Peter Blamey - Sine Waves, Acoustics and Aesthetics
This discussion aims to consider the relationship between acoustics and music through the figure of the sine wave. Within both acoustics and music, the sine wave (whether considered as a sound in the form of a sine tone, or as an image in the form of the sine curve) has played an important role in definitions and understandings of the nature of musical sound since the late nineteenth century. It represents a sound with one frequency component, and is considered the simplest form of harmonic motion. Yet a critical investigation of both the history of their theoretical formulation and their practical use in acoustic experimentation and musical composition reveals more than a simple 'reductionist' reading of sine waves allows. Philosopher Michel Serres has frequently questioned the problematic manner in which pure and simple forms limit and conceal multiple interpretations, in so far as they present as complete, theoretical knowns - singular and without residue. Following Serres, this discussion will attempt to unpack the singular interpretation of the sine wave. Through identifying and exploring some of those conceptual, empirical and epistemological 'residues' that have been excluded or sidelined in accounts of sine waves, this discussion will investigate the intermediate role sine waves play in interactions between science and art.

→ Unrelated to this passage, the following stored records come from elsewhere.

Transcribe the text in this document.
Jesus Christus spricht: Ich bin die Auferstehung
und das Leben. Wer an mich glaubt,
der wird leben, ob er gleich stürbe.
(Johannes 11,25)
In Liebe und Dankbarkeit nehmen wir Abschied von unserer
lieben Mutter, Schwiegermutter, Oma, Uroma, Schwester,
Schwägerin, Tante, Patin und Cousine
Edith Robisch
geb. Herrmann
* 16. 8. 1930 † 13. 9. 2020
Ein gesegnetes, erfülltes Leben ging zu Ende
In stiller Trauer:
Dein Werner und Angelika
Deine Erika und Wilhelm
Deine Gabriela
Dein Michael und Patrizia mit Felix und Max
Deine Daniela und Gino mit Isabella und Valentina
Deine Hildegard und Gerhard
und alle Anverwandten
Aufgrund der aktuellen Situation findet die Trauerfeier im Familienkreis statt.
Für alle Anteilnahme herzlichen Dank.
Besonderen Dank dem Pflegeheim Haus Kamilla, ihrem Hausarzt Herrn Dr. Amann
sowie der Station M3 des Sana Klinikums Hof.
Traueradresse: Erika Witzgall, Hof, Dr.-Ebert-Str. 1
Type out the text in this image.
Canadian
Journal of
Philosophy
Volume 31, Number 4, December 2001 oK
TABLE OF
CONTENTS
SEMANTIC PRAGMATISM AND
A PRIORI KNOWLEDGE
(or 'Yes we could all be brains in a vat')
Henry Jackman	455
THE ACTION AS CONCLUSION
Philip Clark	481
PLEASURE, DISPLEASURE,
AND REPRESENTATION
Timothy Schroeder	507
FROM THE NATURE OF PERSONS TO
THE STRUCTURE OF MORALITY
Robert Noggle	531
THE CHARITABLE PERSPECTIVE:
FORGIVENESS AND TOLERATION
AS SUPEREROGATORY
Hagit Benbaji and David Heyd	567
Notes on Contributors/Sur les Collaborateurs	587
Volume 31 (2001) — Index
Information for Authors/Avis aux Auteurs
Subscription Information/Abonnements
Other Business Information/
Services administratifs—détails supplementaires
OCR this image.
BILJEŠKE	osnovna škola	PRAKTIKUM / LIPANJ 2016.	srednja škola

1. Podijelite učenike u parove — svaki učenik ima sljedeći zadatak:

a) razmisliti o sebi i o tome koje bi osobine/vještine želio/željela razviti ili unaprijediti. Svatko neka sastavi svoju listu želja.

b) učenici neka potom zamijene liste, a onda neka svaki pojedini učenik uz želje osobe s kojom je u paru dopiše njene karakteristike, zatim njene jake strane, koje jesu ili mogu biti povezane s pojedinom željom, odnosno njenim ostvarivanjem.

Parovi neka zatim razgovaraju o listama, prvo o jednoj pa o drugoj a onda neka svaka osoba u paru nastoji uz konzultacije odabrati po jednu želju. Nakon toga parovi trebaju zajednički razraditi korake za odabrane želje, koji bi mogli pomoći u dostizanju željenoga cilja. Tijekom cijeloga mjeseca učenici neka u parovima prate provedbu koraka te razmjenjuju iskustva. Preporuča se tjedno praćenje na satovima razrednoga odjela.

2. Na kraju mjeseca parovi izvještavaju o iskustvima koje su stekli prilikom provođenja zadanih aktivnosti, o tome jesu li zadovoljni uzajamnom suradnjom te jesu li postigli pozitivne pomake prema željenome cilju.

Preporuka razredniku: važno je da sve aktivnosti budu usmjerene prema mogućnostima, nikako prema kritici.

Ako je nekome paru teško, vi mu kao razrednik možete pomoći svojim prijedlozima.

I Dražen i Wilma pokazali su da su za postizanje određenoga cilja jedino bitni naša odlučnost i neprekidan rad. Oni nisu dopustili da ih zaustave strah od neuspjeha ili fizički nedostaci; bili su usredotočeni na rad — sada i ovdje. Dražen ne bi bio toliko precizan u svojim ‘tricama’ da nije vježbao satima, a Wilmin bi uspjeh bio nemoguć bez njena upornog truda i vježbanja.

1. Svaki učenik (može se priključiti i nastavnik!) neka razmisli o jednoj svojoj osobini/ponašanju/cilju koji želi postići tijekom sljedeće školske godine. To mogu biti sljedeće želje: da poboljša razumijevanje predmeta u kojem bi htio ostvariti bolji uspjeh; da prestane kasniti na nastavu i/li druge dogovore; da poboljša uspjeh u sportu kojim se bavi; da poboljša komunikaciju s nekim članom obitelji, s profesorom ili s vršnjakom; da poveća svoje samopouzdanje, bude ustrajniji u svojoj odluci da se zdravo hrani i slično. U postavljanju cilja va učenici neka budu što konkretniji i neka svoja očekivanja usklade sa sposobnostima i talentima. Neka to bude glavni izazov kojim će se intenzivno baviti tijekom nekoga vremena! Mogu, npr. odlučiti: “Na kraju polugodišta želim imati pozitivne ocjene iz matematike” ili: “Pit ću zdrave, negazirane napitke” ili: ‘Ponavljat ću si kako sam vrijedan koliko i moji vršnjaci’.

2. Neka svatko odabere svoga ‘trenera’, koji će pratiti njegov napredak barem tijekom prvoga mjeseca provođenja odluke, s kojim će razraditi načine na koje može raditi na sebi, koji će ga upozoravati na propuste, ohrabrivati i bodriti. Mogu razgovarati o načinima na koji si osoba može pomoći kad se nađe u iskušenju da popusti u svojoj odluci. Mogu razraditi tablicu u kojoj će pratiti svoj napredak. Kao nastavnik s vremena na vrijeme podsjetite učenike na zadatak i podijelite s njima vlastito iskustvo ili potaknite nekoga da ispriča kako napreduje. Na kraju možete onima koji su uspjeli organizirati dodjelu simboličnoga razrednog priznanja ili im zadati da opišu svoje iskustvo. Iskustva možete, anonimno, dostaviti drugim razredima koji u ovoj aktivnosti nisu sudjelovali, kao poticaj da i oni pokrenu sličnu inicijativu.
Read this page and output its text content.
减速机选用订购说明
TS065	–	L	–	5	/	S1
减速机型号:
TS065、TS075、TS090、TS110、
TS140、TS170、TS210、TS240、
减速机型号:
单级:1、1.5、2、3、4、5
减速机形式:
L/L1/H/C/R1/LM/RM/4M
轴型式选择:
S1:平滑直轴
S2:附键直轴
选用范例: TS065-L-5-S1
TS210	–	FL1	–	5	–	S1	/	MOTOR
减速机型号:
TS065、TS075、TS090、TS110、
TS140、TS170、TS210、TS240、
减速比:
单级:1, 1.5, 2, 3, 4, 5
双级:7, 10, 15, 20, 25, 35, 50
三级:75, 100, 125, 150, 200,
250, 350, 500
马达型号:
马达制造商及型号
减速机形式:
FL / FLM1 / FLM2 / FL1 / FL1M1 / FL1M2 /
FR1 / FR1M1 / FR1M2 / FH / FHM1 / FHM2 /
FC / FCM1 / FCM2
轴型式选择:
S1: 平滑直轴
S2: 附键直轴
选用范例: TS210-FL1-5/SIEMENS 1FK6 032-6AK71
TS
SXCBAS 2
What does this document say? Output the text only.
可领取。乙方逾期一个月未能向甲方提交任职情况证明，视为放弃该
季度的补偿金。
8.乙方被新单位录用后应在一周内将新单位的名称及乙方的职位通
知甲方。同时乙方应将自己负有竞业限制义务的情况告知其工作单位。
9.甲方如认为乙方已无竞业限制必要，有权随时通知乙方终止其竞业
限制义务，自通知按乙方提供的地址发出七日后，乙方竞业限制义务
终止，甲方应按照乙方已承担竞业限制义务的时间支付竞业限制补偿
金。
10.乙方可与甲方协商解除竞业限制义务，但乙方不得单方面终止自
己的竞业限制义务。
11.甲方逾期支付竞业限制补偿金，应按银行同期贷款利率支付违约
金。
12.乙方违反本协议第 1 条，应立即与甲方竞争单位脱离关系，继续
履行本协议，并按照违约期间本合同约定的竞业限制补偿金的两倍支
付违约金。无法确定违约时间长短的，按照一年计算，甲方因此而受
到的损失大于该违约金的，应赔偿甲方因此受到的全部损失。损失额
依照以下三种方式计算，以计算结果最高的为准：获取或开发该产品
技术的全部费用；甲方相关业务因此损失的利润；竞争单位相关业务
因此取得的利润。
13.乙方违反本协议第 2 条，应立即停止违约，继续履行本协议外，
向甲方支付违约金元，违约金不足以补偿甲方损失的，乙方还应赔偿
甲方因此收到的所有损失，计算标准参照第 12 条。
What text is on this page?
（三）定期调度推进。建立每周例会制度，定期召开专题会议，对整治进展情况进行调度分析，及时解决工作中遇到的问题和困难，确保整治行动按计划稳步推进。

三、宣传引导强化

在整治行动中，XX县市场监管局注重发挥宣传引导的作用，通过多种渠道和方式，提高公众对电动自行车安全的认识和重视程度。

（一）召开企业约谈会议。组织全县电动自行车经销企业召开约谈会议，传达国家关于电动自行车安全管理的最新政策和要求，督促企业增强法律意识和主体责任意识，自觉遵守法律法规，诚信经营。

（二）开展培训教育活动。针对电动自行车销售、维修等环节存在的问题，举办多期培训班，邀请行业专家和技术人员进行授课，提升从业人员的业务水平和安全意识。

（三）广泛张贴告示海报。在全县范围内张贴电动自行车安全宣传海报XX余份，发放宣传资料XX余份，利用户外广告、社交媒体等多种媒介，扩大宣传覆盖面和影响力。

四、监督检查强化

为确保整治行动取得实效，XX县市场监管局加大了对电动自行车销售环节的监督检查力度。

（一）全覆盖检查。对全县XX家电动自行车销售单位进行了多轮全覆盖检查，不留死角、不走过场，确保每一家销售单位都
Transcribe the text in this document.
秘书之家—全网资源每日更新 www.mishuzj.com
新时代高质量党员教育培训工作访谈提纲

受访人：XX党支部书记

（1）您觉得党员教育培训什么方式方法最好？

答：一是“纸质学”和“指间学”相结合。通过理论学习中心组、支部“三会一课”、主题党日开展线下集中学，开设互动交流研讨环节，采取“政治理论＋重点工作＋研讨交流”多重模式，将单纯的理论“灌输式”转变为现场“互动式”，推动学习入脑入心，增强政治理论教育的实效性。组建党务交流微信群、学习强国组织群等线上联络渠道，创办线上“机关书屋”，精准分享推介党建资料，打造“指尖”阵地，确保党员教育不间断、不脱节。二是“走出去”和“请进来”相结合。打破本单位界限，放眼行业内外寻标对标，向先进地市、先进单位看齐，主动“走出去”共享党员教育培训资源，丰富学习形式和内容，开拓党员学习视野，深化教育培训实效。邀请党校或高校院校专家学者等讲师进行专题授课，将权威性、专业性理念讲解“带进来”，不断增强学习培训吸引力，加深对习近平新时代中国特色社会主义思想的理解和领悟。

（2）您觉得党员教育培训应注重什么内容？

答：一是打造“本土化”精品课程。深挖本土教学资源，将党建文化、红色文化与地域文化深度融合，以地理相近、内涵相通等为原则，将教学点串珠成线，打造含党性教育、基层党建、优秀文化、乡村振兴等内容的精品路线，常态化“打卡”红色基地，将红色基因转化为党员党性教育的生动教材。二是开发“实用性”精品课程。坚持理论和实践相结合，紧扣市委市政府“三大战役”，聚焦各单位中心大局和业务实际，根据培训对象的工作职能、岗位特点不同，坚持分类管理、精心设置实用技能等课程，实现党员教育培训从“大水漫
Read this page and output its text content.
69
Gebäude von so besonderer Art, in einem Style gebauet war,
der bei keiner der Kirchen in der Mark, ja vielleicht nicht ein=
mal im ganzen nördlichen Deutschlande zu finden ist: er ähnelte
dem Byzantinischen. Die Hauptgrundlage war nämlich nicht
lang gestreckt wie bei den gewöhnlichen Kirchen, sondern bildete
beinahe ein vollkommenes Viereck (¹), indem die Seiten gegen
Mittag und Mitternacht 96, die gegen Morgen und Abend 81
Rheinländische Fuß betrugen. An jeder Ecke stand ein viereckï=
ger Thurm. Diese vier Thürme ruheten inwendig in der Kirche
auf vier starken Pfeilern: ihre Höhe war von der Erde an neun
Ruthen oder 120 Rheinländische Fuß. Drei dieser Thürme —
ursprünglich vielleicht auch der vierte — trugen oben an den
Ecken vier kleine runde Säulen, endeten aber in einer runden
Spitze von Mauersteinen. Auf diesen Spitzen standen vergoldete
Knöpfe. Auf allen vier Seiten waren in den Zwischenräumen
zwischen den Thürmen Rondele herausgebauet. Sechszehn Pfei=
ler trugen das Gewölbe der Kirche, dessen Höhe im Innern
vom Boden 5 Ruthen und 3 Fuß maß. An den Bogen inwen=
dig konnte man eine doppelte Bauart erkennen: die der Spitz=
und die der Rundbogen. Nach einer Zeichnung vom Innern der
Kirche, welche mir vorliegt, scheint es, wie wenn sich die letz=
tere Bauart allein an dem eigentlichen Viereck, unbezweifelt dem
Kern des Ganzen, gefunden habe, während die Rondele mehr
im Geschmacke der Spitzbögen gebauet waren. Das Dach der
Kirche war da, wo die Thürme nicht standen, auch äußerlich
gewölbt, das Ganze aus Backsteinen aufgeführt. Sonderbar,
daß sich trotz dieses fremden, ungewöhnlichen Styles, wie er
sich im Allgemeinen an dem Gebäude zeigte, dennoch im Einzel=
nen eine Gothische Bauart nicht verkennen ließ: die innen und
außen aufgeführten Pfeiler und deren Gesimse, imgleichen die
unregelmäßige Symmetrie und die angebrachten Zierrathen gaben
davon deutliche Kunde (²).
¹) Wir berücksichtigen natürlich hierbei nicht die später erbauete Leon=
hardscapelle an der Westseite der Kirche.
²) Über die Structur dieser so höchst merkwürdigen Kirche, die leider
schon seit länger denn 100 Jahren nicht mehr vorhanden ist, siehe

Mitchell Whitelaw - After Inframedia: Presence and Transmateriality
In 2001 I proposed the notion of "inframedia" in response to the tape hiss, clicks, cuts and crashes of the experimental sound and music of the time. Here I want to reflect on and develop the implications of this concept, now that the thrill of the "glitch" has passed and electronic music has assimilated its vocabulary of media artefact. Literary theorist Hans Ulrich Gumbrecht proposes an aesthetics and culture of presence that exists in dynamic tension with meaning. Inframedia practices seem to exemplify Gumbrecht's "presence culture", with their focus on materialising the otherwise imperceptible structures of its media systems, and their indifference to conventions of meaning, narrative and content. Presence, or an aesthetics of manifestation, also suggests links between inframedia audio and some of the practices that have followed it - databending, fused audiovisuals and live coding. Finally, if the inframedia urge acts to ground or reveal media technologies, what comes after that moment of revelation? The assimilation of the glitch as a stylistic cue shows how it can be reintegrated as content; this presentation will outline another possibility, for a practice that exploits the functional immateriality of the digital without surrendering a sense of its constant and contingent re-embodiment - a practice of transmateriality.